— Радуся, доча, пора бы щенят продать, — снова напомнила маменька, когда рядом установили цирковой шатёр, и в завершение раздались металлический звук вбиваемых колышков да мужицкая ругань. — Шо выручишь за четырёх, то на доктора для Умницы пойдёт. Нынче без неё выступать стану, больно худо ей.
Маменька коснулась её, осторожно передавая ящик, из которого доносилась возня и тихое поскуливание. Вздрогнула Рада, но не от ноши дорогой, а от режущих сердце слов. Руки крепче обхватили углы ящика, прижимая его к груди.
— За четверых?! Мама, я ж сказывала, что одного хочу оставить. Он ко мне тянется, привык уже.
— Опять начинаешь? — в голосе маменьки звучит та резкая нервозность, что всегда проявляется перед выступлениями. Столько лет она дрессирует собак, выходит с ними к публике и всё равно волнуется будто в первый раз. — Ты ведь умная девонька, понимаешь, сколь нынче время тяжкое – каждый рублик нам як воздух. Директор-то наш... скуповат. Думаешь, не вижу, як изводишься ты? Та шо ж поделаешь. Выбери себе любимицу из дрессированных.
– Они все твои, а мне мой надобен.
Ираида, конечно, всё понимала, не такая уж маленькая. Знала, почему надлежало запирать цирковых собак, а на выгуле следить за ними. Стоит одной подцепить где-нибудь лохматого подлеца – и вот они, последствия её загула, толкаются в ящике. Растущей своре не место в кибитке да и прокормить — задачка не из простых.

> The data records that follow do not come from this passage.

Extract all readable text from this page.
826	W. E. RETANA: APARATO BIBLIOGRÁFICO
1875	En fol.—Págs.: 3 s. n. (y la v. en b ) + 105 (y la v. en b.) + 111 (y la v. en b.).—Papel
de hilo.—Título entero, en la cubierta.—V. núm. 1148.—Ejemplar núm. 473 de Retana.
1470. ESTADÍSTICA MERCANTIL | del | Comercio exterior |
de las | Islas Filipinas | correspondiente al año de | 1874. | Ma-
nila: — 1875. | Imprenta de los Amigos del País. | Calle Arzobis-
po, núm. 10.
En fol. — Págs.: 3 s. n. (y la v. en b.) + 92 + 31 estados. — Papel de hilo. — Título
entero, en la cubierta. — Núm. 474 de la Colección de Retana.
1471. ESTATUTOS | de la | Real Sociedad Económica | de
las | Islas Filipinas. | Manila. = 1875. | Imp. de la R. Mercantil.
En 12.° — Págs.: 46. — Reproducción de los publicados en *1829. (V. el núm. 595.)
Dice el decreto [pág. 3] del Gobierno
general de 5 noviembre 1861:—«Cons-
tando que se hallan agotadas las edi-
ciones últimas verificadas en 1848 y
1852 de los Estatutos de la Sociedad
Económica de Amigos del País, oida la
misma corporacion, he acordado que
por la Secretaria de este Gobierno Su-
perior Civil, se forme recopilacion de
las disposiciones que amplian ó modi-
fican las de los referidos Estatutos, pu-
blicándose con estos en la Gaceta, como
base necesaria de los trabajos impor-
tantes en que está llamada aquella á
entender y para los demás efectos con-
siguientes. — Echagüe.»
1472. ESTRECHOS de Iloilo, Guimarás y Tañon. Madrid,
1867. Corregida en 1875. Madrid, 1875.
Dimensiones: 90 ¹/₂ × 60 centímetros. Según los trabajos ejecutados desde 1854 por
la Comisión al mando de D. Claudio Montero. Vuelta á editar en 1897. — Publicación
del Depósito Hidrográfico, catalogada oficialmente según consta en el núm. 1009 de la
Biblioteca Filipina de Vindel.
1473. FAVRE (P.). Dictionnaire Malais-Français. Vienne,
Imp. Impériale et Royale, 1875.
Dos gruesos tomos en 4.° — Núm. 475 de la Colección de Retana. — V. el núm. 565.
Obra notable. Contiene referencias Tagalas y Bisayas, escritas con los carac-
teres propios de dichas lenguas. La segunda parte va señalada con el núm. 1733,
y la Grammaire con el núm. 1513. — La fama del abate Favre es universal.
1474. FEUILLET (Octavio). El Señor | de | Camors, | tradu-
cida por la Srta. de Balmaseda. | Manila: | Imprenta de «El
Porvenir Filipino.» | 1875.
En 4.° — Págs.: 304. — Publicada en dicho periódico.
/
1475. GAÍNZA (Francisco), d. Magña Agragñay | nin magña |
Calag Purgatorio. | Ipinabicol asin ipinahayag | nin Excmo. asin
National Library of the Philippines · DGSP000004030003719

Маменька подошла ближе, и к запаху собачьей шерсти вплёлся горьковатый аромат ромашки — бельё с утра в отваре полоскала.
— Ты вот тут сядь, у шатра, шоб я тебя видела, — продолжила она, мягко направляя дочку. — Щенков не закрывай, хай видно буде: товар добрый, здоровый. Уступить в цене можешь, токо не перебарщивай.
Так просидела Рада жадно улавливая дрожь земли от толпы, что скучилась поблизости для встречи с меценатом, затем – гомон народа, заполняющего цирковой шатёр, и музыку, предваряющую представление. К тому моменту, как зрители начали выходить, с жаром обсуждая увиденное, в её ящике оставалось два комочка. Своего Рада переместила на колени, и он, обхватив крошечной лапкой её правую ногу, засопел, пуская тёплые слюни на её сарафан.
– Ой, смотри, maman! Щенки! – подлетел от восторга тоненький голосок поблизости. Его обладательнице было не больше восьми.
– Sophie, attends un peu! На них могут быть блохи! Вернёмся домой, закажем тебе пуделя у лучшего заводчика или изящную левретку. Хочешь пуделя, ma chère?
От выходящего потока отделились две юбки. Первая бодро обогнала вторую, по звонкому шелесту узнавалась дорогая ткань.
– Но, maman, дом так далеко, а я хочу щеночка прямо сейчас, вот этого! Он смешно спит.
Глаза Рады без всякого выражения были направлены куда-то в землю, а рука потянулась к ящику и нащупала одного из щенков.
– Его?
– Нет, я же показала! Другого, кудрявенького. Ты его держишь.
Рада напряглась и ответила коротко.
– Не продаётся.
– Почему? – в голосе девочки стремительно нарастала детская обида. – Матушка тебе много денег даст!
– В этом мире не всё можно получить за деньги, барышня, – ядовито бросила в ответ Рада, прикрывая ладонью своего щенка.
О, она знала то непонаслышке. Поначалу родители водили её по докторам городским, тратя на них всё, что имели. Те ощупывали веки, крутили чем-то перед её глазами, особо наглые даже лекарства прописывали, но большинство утверждало – и эти слова звучали словно пощёчина – слепота девочки неизлечима.
– Платите за другого, а этот – мой, – сказала своё последнее слово.
Молчание затянулось, внезапно маленькая барышня всхлипнула, отступая к подошедшей маме, и жалобно спросила:
– Мамочка... почему нас тут не любят?
В этом вопросе не было каприза. Только щемящая боль ребёнка, окружённого в далёкой Москве всепозволяющей любовью и столкнувшегося здесь с враждебностью и отказом.